Mardi matin, à l'Université McGill, Justin Trudeau a fait valoir qu'il faudrait qu'«au moins» les deux tiers des Québécois votent en faveur de la souveraineté pour qu'un référendum soit valide. À l'Université de Montréal, en après-midi, M. Trudeau a déclaré que le fait que le Québec n'ait pas signé la Constitution est «un beau mythe».

«Si on est pour changer la Constitution canadienne et l'état de notre pays de façon aussi profonde, on devrait au moins exiger le même seuil que celui qui est nécessaire pour changer la constitution du parti néo-démocrate, qui est des deux tiers», a déclaré M. Trudeau, qui faisait référence à la position de Thomas Mulcair sur la clarté référendaire.

Interrogé ensuite à ce sujet par La Presse, M. Trudeau a nuancé un peu ses propos. Il a précisé qu'il est en fait d'accord avec la Cour suprême, qui exige une majorité claire. Pour le reste, «le niveau d'acceptation est une décision politique qui doit être prise en temps et lieu».

M.Trudeau a ajouté qu'il ne sait pas encore quel serait le taux acceptable. «Mais ce serait bien plus que 50 plus 1», pour tenir compte du taux de participation, qui pourrait influencer la réelle volonté populaire.

Toutefois, à la fin du point de presse, le candidat à la direction du Parti libéral du Canada est revenu sur le seuil des deux tiers exigé par la constitution du Nouveau Parti démocratique. Il a déclaré qu'il ne voit pas pourquoi Thomas Mulcair «exigerait moins pour changer la Constitution du Canada».

Le gouvernement péquiste n'a pas tardé à dénoncer ces déclarations. «Ce sont des propos qui divisent, des propos antidémocratiques», a affirmé le ministre des Affaires intergouvernementales, Alexandre Cloutier.

Selon lui, M. Trudeau s'inscrit «en complète contradiction avec les règles élémentaires des droits des peuples à l'autodétermination».

Cauchon dénonce ses popos

L'un des adversaires de M. Trudeau dans cette course, l'ancien ministre de la Justice Martin Cauchon, a aussi vertement dénoncé les propos du jeune député libéral.

Selon lui, M. Trudeau va carrément à l'encontre de la Loi sur la clarté en affirmant qu'une majorité des deux tiers serait nécessaire lors d'un référendum sur la souveraineté.

M. Cauchon parle en connaissance de cause, puisqu'il était à la table du cabinet de Jean Chrétien lorsque cette loi a été rédigée.

«Il n'y a jamais un politicien sur la scène fédérale jusqu'ici qui a qualifié le pourcentage nécessaire. La raison est très simple.

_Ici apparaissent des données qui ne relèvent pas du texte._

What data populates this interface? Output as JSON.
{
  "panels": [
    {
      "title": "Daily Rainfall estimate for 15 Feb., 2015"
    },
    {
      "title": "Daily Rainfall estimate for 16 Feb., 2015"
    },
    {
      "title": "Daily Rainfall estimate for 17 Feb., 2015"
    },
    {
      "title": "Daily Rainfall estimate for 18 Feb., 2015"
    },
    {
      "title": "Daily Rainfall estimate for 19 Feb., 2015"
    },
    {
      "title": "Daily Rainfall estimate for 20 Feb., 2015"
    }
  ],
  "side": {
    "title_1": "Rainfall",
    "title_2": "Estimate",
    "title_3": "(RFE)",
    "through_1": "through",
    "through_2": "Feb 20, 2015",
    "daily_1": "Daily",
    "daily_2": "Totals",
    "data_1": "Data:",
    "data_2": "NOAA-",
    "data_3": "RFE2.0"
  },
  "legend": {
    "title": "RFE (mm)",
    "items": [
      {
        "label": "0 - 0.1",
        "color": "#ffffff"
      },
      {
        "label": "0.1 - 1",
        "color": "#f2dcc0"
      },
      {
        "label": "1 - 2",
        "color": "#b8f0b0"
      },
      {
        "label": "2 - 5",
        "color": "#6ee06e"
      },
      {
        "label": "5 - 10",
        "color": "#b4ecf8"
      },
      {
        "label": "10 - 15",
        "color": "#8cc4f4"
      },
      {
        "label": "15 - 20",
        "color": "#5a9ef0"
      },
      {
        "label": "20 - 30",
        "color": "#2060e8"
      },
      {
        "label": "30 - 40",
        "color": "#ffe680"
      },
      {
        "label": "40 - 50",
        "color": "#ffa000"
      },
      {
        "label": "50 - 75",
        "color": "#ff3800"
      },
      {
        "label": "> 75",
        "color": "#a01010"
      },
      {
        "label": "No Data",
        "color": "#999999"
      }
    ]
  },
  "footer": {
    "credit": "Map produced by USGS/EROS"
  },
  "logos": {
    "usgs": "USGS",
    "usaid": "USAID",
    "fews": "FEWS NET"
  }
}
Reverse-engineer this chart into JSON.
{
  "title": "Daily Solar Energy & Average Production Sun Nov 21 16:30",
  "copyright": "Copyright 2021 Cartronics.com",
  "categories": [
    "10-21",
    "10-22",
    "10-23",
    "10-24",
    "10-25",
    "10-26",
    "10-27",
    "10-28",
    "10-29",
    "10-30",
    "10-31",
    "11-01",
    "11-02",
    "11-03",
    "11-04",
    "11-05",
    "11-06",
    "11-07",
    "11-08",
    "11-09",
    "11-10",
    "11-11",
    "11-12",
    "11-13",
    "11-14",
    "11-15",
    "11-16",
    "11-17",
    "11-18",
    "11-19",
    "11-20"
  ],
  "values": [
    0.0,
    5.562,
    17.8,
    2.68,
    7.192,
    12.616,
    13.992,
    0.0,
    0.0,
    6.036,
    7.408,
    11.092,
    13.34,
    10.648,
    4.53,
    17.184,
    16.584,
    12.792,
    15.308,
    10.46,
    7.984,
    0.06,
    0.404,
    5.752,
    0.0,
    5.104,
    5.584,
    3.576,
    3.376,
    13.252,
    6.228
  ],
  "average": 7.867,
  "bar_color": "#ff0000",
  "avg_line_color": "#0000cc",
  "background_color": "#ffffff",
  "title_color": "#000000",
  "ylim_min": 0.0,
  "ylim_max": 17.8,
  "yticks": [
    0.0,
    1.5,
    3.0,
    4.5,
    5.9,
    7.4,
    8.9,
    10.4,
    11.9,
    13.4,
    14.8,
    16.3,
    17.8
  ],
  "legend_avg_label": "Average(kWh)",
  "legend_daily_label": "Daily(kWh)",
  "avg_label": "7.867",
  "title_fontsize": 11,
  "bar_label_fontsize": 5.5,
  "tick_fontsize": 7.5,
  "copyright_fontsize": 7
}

C'est parce que la loi elle-même ne parle pas de pourcentage. Dans un souci de respecter la démocratie, les parlementaires fédéraux se sont réservé la possibilité d'analyser la question et la conjecture dans laquelle le vote serait pris et la majorité qui se serait exprimée», a affirmé M. Cauchon à La Presse.

«Ce qu'il a dit va carrément à l'encontre de la lettre et de l'esprit de la Loi sur la clarté. [...] Il est plutôt déconcertant, pour ne pas dire déboussolant, de voir un politicien fédéral qualifier le pourcentage requis quand on considère la Loi sur la clarté», a ajouté l'ancien ministre.

Un vieux débat, tout ça? Pas aux yeux des étudiants de l'Université de Montréal, qui ont rebondi en après-midi sur cette question des deux tiers.

À un étudiant qui expliquait par ailleurs à Justin Trudeau qu'il lui était difficile de se sentir canadien, puisque le Québec n'a pas adhéré à la Constitution canadienne, le candidat libéral a répondu: «C'est un beau mythe, ça, que le Québec ne soit pas signataire de l'Acte constitutionnel de 1982».

Cette déclaration a été accueillie par un éclat de rire des étudiants présents.